Development was relatively cheap because the expensive hardware already is in production, used for International dump trucks, snow plows, concrete mixers and the like. The pickup box is a modified Ford unit. CXT has a commercial-duty diesel engine good for six to 10 miles per gallon of fuel; air brakes like you'd find on a semitractor; an Allison automatic transmission for severe duty; and all-wheel drive is standard.

It even has air brakes like a semi.

Yet anyone with a regular driver's license will be allowed to get behind the wheel. That concerns some safety experts.

If the CXT weighed a couple of pounds more, drivers would need a commercial license - and the extra training and testing that go with it.
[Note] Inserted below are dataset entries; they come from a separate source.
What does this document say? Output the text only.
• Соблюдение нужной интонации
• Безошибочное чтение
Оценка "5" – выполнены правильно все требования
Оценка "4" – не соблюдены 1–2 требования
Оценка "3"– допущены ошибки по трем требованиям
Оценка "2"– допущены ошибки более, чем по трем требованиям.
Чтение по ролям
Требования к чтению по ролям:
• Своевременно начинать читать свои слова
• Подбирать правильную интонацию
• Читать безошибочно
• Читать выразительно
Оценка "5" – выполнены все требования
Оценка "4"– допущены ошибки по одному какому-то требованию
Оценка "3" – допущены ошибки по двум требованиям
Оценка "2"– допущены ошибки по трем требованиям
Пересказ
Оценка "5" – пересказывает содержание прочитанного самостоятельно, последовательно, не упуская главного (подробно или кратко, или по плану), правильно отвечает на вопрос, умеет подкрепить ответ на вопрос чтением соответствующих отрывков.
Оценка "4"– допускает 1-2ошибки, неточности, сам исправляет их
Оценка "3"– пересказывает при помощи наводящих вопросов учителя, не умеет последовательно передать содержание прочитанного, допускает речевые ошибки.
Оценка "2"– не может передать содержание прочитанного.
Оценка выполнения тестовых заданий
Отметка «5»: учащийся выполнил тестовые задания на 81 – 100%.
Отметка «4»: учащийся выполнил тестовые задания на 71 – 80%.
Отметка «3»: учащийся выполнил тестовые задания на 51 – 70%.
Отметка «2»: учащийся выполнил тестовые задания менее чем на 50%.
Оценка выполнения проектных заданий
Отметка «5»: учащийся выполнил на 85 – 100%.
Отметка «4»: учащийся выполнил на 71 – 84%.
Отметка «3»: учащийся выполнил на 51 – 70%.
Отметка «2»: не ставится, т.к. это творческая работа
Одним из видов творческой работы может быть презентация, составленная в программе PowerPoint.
Safety experts say the truck is an example of why government should review the license requirements for large vehicles, which are growing in popularity.

National studies show that the accident risk increases when a driver changes from a smaller vehicle to a large truck or sport utility vehicle, particularly in the first few months of driving, said Fred Zwonechek, administrator of the Nebraska Office of Highway Safety.

Large SUVs, he said, are trickier to turn, back up and maneuver on the highway than a sedan.

Sara O'Rourke, driver's license administrator for the Nebraska Department of Motor Vehicles, agreed that licensing regulations need a review.

But to be effective, the changes would have to come at the federal level, she said. Licensing requirements are based on federal regulations.

O'Rourke said the review should include other large vehicles, such as certain large passenger vans, that are exempt from commercial licenses.

Officials with the Federal Motor Carrier Safety Administration, which regulates commercial vehicles, could not be reached for comment.

Roy Wiley, spokesman for the Illinois company that makes the CXT, said potential buyers probably will have had previous experience driving big vehicles or will seek training.

He said, for example, that the truck is aimed at buyers who might own a construction company or a similar business where a big vehicle would be useful. Those drivers probably would know how to handle the truck's size, he said.

People who buy it for personal use will be smart enough to make sure they know how to maneuver the truck before they drive it, Wiley said.

"Buyers will be smart and savvy," he said. "They were certainly smart enough to make the money to afford (it)."

International Truck and Engine Corp., which manufactures school buses, dump trucks and other large commercial vehicles, plans initially to produce 50 to 100 CXTs, Wiley said.

Production could grow significantly if there is demand, he said.